I’ll definitely look up more about the debugger so I can use it in the future.

I asked this because I thought I’d first need to have the framecount be sent to the log, and then to reference that number from the log in an action. But now I released I can use AnimationFrameCount() instead of a number in the ‘current frame’ action.

It only works when I use AnimationFrameCount()-1 though. If I don’t do the minus one, the loop doesn’t work somehow. But I’ve read similar things from people saying that if an animation loops the last frame is skipped. Maybe this is related. For now I’ll just work around this by duplicating the last frame. Maybe later I’ll be able to understand the issue and actually find a fix for it :sweat_smile:

You have to subtract 1 because the first frame of an animation is not 1, it’s 0. Indeed, the first frame is frame number 0. However, because the AnimationFrameCount() method gives the number of frames, it will be greater than the last frame’s number by a difference of 1.

For example, if your animation has 50 frames, then the last frame will be the frame number 49.

If you want to know why there is this difference, it is because the frames are stored as a list. Your Sprite object has a list of frames for each animation. A list is called an “array”, and in pretty much all programming languages, the first element of an array is the element number 0.

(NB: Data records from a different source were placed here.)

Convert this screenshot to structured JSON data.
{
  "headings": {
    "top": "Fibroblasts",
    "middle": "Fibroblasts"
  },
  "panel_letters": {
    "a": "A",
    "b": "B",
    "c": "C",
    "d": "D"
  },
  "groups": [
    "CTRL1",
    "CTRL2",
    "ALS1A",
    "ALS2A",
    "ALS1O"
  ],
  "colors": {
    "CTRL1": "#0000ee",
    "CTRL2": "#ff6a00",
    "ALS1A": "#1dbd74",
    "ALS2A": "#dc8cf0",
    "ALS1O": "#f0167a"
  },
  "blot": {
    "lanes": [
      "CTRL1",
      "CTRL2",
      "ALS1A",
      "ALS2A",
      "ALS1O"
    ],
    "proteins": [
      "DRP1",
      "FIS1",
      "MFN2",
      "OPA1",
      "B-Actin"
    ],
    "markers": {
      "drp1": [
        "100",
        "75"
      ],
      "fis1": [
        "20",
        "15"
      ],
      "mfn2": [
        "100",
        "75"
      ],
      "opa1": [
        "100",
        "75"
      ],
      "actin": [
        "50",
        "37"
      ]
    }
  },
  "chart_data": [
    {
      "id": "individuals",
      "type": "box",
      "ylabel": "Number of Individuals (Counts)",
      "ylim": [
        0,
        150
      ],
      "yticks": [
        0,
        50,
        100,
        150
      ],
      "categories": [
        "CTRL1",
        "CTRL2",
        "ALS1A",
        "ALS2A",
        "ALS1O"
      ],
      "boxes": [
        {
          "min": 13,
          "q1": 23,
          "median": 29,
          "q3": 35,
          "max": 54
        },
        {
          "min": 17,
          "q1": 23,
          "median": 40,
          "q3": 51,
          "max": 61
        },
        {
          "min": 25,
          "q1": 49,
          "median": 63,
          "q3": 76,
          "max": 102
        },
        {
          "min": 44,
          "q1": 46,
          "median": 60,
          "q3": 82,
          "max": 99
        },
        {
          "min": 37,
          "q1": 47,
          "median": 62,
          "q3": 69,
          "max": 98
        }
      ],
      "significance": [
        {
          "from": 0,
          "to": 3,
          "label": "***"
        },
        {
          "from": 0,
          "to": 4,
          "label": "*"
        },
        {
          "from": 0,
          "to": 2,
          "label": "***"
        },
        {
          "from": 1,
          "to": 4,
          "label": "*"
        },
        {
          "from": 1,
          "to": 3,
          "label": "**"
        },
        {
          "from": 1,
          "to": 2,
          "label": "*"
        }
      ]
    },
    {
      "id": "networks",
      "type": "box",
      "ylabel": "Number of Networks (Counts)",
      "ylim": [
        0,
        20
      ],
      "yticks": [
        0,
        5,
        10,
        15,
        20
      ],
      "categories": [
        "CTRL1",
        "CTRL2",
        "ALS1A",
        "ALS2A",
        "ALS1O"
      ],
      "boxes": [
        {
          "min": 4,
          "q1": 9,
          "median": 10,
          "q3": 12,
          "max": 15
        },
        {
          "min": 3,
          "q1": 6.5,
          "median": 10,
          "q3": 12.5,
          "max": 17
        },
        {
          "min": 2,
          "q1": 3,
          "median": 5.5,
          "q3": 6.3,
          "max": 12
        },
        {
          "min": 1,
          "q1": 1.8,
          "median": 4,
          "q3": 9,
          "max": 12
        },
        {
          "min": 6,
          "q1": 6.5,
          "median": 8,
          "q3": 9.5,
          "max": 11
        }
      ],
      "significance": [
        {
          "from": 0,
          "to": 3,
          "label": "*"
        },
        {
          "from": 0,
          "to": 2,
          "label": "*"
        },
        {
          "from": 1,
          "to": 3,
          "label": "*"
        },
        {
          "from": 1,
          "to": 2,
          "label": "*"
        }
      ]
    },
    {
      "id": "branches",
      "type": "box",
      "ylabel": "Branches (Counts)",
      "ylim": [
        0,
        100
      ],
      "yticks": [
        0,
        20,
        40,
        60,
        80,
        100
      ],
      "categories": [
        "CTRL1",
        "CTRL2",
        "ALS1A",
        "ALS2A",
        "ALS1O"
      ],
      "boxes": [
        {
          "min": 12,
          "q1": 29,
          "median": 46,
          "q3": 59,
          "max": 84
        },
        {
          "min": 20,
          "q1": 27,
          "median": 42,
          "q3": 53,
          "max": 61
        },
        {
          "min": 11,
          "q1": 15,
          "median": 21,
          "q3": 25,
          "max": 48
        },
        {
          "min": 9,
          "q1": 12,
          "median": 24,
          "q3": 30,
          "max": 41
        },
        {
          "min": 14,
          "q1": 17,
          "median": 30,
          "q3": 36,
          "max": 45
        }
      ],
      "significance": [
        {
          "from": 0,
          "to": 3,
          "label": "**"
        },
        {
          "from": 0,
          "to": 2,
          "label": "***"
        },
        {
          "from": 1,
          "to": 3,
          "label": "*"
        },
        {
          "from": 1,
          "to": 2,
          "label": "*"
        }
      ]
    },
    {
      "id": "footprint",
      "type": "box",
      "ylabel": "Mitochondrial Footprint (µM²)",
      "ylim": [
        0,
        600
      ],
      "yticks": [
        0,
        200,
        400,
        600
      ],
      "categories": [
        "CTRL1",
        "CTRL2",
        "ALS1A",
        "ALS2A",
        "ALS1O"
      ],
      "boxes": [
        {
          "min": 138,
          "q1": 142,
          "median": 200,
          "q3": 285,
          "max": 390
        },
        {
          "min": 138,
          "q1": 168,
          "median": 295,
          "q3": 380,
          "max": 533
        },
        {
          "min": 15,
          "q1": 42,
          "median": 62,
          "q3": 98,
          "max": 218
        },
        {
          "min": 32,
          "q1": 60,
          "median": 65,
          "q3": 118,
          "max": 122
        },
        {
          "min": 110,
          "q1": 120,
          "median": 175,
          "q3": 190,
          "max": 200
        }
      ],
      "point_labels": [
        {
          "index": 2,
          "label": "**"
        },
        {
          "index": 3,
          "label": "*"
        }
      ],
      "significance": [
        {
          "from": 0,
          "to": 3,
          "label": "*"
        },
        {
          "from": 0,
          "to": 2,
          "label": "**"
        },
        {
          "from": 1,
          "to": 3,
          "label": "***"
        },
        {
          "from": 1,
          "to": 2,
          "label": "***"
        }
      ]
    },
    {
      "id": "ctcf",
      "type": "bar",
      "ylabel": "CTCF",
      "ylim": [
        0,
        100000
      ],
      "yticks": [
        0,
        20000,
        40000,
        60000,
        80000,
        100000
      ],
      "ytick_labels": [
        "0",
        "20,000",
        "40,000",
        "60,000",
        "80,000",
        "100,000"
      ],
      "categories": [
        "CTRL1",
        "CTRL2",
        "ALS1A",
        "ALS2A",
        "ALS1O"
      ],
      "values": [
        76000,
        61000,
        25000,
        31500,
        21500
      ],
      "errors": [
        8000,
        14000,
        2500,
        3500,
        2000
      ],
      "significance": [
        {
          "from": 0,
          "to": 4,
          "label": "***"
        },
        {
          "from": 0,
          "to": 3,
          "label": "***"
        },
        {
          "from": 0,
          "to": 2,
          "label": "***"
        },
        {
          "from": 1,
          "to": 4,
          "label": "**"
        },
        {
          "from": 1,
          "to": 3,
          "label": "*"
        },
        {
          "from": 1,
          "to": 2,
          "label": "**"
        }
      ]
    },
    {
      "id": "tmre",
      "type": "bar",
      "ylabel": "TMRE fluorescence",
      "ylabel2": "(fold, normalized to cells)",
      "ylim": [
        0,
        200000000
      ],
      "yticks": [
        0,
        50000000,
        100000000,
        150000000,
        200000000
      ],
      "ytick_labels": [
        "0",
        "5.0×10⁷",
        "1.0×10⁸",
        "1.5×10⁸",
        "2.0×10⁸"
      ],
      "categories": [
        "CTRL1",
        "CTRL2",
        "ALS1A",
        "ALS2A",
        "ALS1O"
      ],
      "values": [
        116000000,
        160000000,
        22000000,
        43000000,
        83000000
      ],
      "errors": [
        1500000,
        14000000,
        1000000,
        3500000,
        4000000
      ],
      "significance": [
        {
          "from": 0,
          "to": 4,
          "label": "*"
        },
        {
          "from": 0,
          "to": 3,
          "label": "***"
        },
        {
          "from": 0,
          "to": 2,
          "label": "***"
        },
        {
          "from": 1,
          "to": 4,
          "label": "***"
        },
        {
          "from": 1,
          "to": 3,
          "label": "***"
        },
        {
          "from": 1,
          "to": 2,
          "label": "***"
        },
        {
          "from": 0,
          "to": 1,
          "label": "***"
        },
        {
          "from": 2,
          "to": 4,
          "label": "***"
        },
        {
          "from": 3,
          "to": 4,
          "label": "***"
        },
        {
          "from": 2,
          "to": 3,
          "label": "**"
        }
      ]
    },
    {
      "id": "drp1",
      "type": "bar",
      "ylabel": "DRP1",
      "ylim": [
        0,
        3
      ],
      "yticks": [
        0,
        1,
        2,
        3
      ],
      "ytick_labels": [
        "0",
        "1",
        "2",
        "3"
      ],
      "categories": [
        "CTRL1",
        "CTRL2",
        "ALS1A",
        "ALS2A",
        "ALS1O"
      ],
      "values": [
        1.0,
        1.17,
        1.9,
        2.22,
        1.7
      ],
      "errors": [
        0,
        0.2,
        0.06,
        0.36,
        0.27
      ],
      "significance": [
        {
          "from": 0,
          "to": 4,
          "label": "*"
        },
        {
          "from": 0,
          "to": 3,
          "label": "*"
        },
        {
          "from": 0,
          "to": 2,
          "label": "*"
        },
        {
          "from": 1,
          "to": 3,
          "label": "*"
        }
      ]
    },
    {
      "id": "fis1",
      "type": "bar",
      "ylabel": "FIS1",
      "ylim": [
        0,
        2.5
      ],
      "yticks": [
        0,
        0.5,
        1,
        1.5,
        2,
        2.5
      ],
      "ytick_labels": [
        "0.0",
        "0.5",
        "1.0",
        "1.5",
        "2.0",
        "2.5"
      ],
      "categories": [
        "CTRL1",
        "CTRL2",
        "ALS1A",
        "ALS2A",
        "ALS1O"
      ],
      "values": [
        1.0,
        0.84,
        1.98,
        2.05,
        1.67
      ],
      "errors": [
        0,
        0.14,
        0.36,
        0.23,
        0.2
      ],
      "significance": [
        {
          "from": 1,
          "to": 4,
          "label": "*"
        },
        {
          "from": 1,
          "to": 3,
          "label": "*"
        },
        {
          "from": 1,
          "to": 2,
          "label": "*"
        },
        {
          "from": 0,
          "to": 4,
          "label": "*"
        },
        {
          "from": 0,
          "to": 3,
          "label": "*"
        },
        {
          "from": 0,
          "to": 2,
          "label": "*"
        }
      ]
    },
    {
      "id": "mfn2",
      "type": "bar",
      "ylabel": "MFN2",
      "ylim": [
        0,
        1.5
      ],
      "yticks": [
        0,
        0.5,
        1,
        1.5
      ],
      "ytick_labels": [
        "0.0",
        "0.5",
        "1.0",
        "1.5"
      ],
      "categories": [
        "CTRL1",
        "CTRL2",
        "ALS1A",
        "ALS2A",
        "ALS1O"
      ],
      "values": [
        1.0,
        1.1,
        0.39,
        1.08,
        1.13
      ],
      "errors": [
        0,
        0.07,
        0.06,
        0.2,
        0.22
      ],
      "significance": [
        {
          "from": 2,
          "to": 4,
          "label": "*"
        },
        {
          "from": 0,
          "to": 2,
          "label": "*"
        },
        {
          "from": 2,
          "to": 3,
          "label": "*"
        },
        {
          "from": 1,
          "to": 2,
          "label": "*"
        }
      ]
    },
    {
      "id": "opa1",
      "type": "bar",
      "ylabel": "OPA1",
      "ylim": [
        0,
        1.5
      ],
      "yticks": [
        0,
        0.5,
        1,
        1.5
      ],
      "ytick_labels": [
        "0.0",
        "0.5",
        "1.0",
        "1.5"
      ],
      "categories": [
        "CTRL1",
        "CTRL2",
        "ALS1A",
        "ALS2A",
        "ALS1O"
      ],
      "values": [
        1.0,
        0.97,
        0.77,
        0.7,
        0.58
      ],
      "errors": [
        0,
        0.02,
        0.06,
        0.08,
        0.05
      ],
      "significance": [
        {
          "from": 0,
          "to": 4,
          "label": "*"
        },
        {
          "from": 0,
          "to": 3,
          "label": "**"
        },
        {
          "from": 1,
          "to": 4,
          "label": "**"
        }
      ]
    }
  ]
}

Try using the debug console when you don’t know about a strange-looking behaviour. For example, you could have seen it if you had printed to the console My_Object.Sprite() (you’d have seen it started at 0):

Sometimes, it is how I figure it out myself

Note that in my screenshot I use the function named “ToString()” which takes as parameter (or “argument”) a number. This function allows me to concatenate (merge) strings together to form a single message.